QLD used to have three Industries, Cattle/Sheep, Coal and Tourism, now we can add a fourth, Gas, Three of these Industries provide the majority of the money to the State and have the potential to destroy the fourth, but they haven’t and with good management, they won’t, yes we need to keep watch, all of us.
If you are going to complain, show us the solution to be able to work together in balance, don’t just try to close down the money earners, we need the income,
Some good points came out of the last discussion, don’t dump the dredging’s on the Wetlands, dump it next to it to create the next reclaimed site. Good work, good solution, thanks Environmentalists,
Now to the Reef Scientists, the CO2 will be created whether it comes from our top quality Thermal Coal or from inferior overseas lower quality and/or Brown Coal.
India, China and the next ones Africa, do not have the money to create power from other sources other than cheap Coal, stop whining about the ‘POSSIBLE PROBLEMS’ for the Reef and work on ways to burn Coal cleaner or create cheaper Alternative Energies for them rather than try and shut down our Industries.

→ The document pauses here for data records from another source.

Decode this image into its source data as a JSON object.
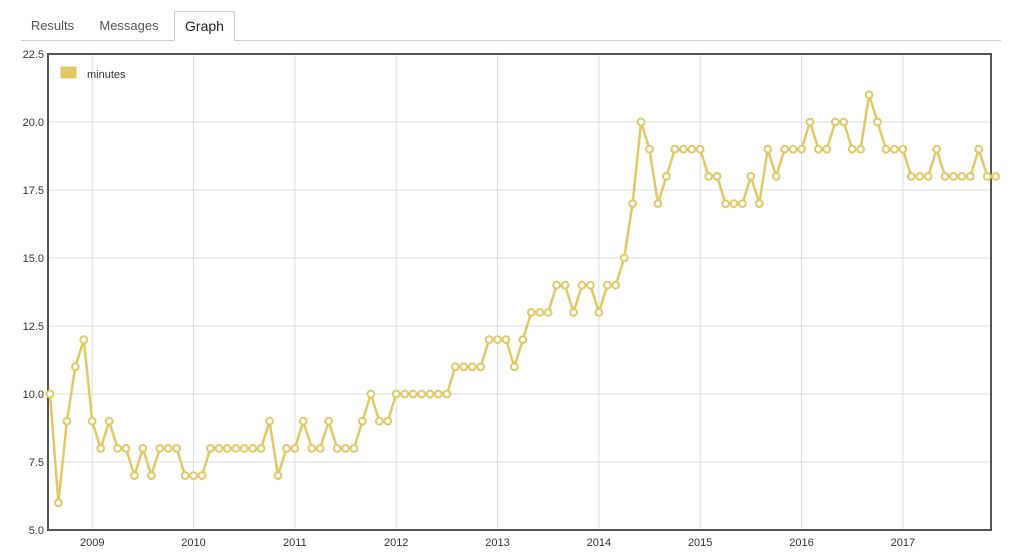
{
  "tabs": [
    {
      "label": "Results",
      "active": false
    },
    {
      "label": "Messages",
      "active": false
    },
    {
      "label": "Graph",
      "active": true
    }
  ],
  "colors": {
    "series": "#e3c867",
    "grid": "#dddddd",
    "frame": "#555555"
  },
  "chart_data": {
    "type": "line",
    "title": "",
    "xlabel": "",
    "ylabel": "",
    "grid": true,
    "legend_position": "top-left",
    "x_ticks": [
      "2009",
      "2010",
      "2011",
      "2012",
      "2013",
      "2014",
      "2015",
      "2016",
      "2017"
    ],
    "y_ticks": [
      "5.0",
      "7.5",
      "10.0",
      "12.5",
      "15.0",
      "17.5",
      "20.0",
      "22.5"
    ],
    "ylim": [
      5,
      22.5
    ],
    "x_start": "2008-08",
    "x_step": "1 month",
    "series": [
      {
        "name": "minutes",
        "color": "#e3c867",
        "values": [
          10,
          6,
          9,
          11,
          12,
          9,
          8,
          9,
          8,
          8,
          7,
          8,
          7,
          8,
          8,
          8,
          7,
          7,
          7,
          8,
          8,
          8,
          8,
          8,
          8,
          8,
          9,
          7,
          8,
          8,
          9,
          8,
          8,
          9,
          8,
          8,
          8,
          9,
          10,
          9,
          9,
          10,
          10,
          10,
          10,
          10,
          10,
          10,
          11,
          11,
          11,
          11,
          12,
          12,
          12,
          11,
          12,
          13,
          13,
          13,
          14,
          14,
          13,
          14,
          14,
          13,
          14,
          14,
          15,
          17,
          20,
          19,
          17,
          18,
          19,
          19,
          19,
          19,
          18,
          18,
          17,
          17,
          17,
          18,
          17,
          19,
          18,
          19,
          19,
          19,
          20,
          19,
          19,
          20,
          20,
          19,
          19,
          21,
          20,
          19,
          19,
          19,
          18,
          18,
          18,
          19,
          18,
          18,
          18,
          18,
          19,
          18,
          18
        ]
      }
    ]
  }
}
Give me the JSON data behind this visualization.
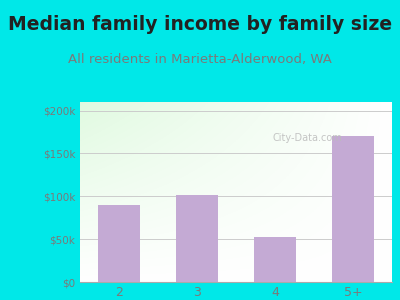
{
  "title": "Median family income by family size",
  "subtitle": "All residents in Marietta-Alderwood, WA",
  "categories": [
    "2",
    "3",
    "4",
    "5+"
  ],
  "values": [
    90000,
    101000,
    52000,
    170000
  ],
  "bar_color": "#c4aad4",
  "ylim": [
    0,
    210000
  ],
  "yticks": [
    0,
    50000,
    100000,
    150000,
    200000
  ],
  "ytick_labels": [
    "$0",
    "$50k",
    "$100k",
    "$150k",
    "$200k"
  ],
  "title_fontsize": 13.5,
  "subtitle_fontsize": 9.5,
  "title_color": "#222222",
  "subtitle_color": "#7a7a7a",
  "tick_color": "#7a7a7a",
  "background_outer": "#00e8e8",
  "watermark": "City-Data.com",
  "grid_color": "#cccccc"
}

And here are the questions I really need answered,
With the tilt of the Earth, the Sun should only come as far South as the Tropic of
Capricorn,
I am in Brisbane, Why does the Sun shine on the South Side of my house during Summer?
We are now in the middle of Autumn, the Sun should be somewhere near the Equator,
Why is the Sun still roughly overhead and still below the Tropic of Capricorn?
Maybe this has something to do with warmer water temperatures, the hottest Summer on record and Coral bleaching?